There was a short orientation upon my arrival on the first farm, in 2010 that covered three things:
- What color helicopters belonged to Federal agents (black)
- Where to put a dead body should the problem arise (at the end of the ranch road)
- Why we weren’t allowed to talk to boys (no “fraternizing”)
Hearing the rules gave me pause but no real reconsideration. I’m not sure why — maybe because a guy had smashed my heart, and the no-boys part sounded great. Maybe because I had not yet learned that the hill I lived on had been dubbed “Dead Mountain.” Sure, the helicopter thing got me thinking, but I had just graduated college and was running nine miles a day, so I figured I had a substantial advantage if I had to escape. No, it wasn’t until 2012, the day of the fire, on a different farm, with a different boss, that I felt real fear.
It was around 2 am when my TracFone chirped. I was still awake with the usual suspects, blowing lines of cocaine, drinking whiskey straight from the bottle, and feeling important as we talked about the price of marijuana plummeting, which areas of town were on the Fed’s radar, and what to do about both. Looking at my phone, I took in the message:
“Your Wonderland is gonna burn,” it read.

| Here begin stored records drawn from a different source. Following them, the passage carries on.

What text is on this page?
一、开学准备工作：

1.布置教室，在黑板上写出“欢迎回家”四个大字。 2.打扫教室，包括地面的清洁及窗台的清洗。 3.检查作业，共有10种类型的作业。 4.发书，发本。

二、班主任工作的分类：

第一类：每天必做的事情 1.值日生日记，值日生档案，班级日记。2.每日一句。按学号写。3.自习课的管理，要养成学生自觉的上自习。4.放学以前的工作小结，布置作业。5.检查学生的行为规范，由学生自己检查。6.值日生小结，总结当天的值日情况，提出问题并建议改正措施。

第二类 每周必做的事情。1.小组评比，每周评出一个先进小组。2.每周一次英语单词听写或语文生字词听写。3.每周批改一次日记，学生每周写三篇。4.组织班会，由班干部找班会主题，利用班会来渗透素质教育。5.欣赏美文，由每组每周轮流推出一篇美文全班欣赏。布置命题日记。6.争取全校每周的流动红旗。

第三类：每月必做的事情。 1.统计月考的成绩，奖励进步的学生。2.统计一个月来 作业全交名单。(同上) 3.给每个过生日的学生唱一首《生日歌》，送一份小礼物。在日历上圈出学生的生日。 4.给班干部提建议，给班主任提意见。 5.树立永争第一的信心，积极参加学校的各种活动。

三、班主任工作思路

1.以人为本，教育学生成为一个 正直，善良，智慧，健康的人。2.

I interrupted the group to tell them about the threat from “Trevor,” we’ll call him. Trevor was a former grower who felt he’d been wronged and robbed by all of us. His sentiments were the exact breed of resentment that gave Murder Mountain its name.
We blew a few more lines, chatted about whether or not the threat was real, and ultimately decided, he would never.

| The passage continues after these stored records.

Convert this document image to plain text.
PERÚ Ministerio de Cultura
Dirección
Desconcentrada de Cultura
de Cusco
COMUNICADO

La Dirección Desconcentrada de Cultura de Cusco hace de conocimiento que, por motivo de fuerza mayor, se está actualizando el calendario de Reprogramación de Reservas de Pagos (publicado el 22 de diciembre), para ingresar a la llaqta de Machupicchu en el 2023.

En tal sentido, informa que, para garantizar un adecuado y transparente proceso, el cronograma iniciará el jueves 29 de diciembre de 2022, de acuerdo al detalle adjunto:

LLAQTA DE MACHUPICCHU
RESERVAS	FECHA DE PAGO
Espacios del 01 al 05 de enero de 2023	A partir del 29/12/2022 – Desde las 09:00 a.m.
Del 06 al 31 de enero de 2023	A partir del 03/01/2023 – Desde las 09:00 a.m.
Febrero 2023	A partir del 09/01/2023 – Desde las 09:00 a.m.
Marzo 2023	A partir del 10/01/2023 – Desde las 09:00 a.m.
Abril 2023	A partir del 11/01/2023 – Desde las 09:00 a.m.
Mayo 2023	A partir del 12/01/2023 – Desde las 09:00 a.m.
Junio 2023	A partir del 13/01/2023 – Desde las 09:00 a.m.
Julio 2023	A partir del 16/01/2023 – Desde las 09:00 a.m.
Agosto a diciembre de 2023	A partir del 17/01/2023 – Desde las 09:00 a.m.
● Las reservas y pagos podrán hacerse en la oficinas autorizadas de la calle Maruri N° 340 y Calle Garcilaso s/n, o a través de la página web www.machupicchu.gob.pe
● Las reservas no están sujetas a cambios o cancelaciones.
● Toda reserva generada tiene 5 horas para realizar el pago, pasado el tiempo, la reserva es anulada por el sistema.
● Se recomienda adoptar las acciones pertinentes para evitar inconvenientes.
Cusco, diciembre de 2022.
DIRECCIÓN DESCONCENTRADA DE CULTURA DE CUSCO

A few hours later, I opened my eyes to darkness in my 200-square-foot, ice-cold shed. My mornings’ never felt like “waking up” so much as “coming to.” At some point, the coke would wear off enough, the booze would kick in enough, and my mind would settle enough for a few hours of synthetic recharging.
I did a body scan as I pulled myself from bed after three disjointed hours of “sleep.” My thick, blonde-at-the-time pigtails were messy but still intact from the night before, so I left them, pulling a beanie over for the sake of containment. My head was pounding as I reluctantly forced my legs into the stiff frigidness of my black skinny jeans. I found my chunky wool socks and shoved them in my Danner boots, not bothering to tie the laces. Pulling my boss’s XL Carhartt sweatshirt over my head, I took a moment to appreciate his scent, still lingering in the pores of the fabric.
After fixing a few water lines in the patch closest to me, I got into my Jeep to visit the remaining three areas I was growing. Hundreds of plants were in my care, and I cared for them more than I cared for my own life.
The steady blast of heat slowly forced the cold morning air out of the car, and my mind landed on my boss. I hazily swooned over the thought of seeing him again. Sleeping with him was complicated—somewhat because he was recently divorced, a little bit because he was 15 years older, but primarily because we were two addicts and alcoholics, completely in love without any way forward.
Getting to the gate where I would find the bangle bracelet one month later, I paused, smelling smoke through my drug-caked, congested and damaged nostrils.
That’s curious. I thought, getting back in and driving a little further.
I popped out of the trees to the crest of the first hill, and my blood turned cold. Billowing smoke reached into the sky, heading in the direction of the patch where my boss and I had our plants. Trevor’s words reverberated inside the walls of my head:
Your Wonderland’s gonna burn.
Picking up my phone, urging my hands to stop shaking, and cursing myself for being so hungover, I called my boss. He picked up after four excruciatingly long rings.
“Hey,” I said calmly, staring at the plume of smoke coming my way, “um, fire.”
There was a long pause on his end. Then,
“Can you put it out with a pickle barrel?”
Pickle barrels were giant, red, 55-gallon buckets where we’d store weed or mix fertilizer. I was preparing to let him down gently when I gasped—flames licked the top of the hill.
“Fuck, no, it just crested,” I said feeling my heart race faster.
I heard his motorcycle rev almost instantly, and he yelled over the noise of the engine,
“Walk towards it, see how much time we have to get to the patch. We’ll have to do an emergency harvest,” he explained.
There was an out-of-body experience as I saw my 25-year-old self shuffling giant boots down a dirt road, blonde pigtails, into a wall of flames.